I realized I never wrote a blog post on my game project Blocks. Blocks was my project for the course in game design I took last autumn at my university.
The grading criterias for the course focused on polish and completeness. As I was studying 160% back then I concluded that I would have no chance at making a big interesting game complete with my limited time. Instead I planned on doing a very small game, and polish it very well to make sure it seemed finished and well thought through.
For Blocks I used the libGDX framework, mainly because I wanted to learn how to use it for future android development. LibGDX was a lot more low level than I had first expected. This caused the programming to take longer than I had wanted and it was barely that I could hand in my project on time.

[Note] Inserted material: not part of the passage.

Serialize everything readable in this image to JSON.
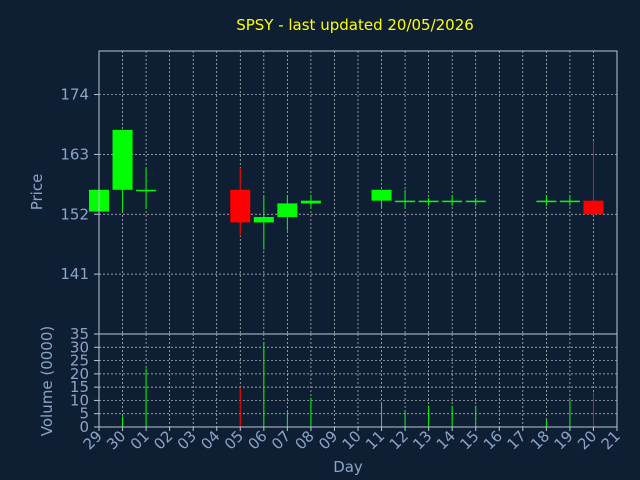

I made a bunch of stupid misstakes when coding this game, but I learned a lot too. The way the screen changing works feels kinda backwards. But there is little/no run-time allocation this way and that's good. The whole ScreenManager/Changer thing isn't very elegant. There is a rather akward bug when entering new high scores. Can you spot it? Easy to fix though. The whole way of handling input isn't good. A chain of command pattern would be much nicer and removes some boilerplate code. I coded the networking before I added the particle effects. This made the networking thread try to access the OpenGL contex which is a big no-no. This is solved with making an event queue that is processed in the main thread. I should have thought of this earlier. Events rule. The rendering procedure with passing global and local offsets everywhere is very unpleasant and ugly. A proper scene graph or similar would be preferable. The networking code was kinda hacked into the rest of the engine and isn't very stable at all.
But yeah, I learned a lot :)
Feel free to clone the repo (silven.nu/bloxx) or view it on GitWeb.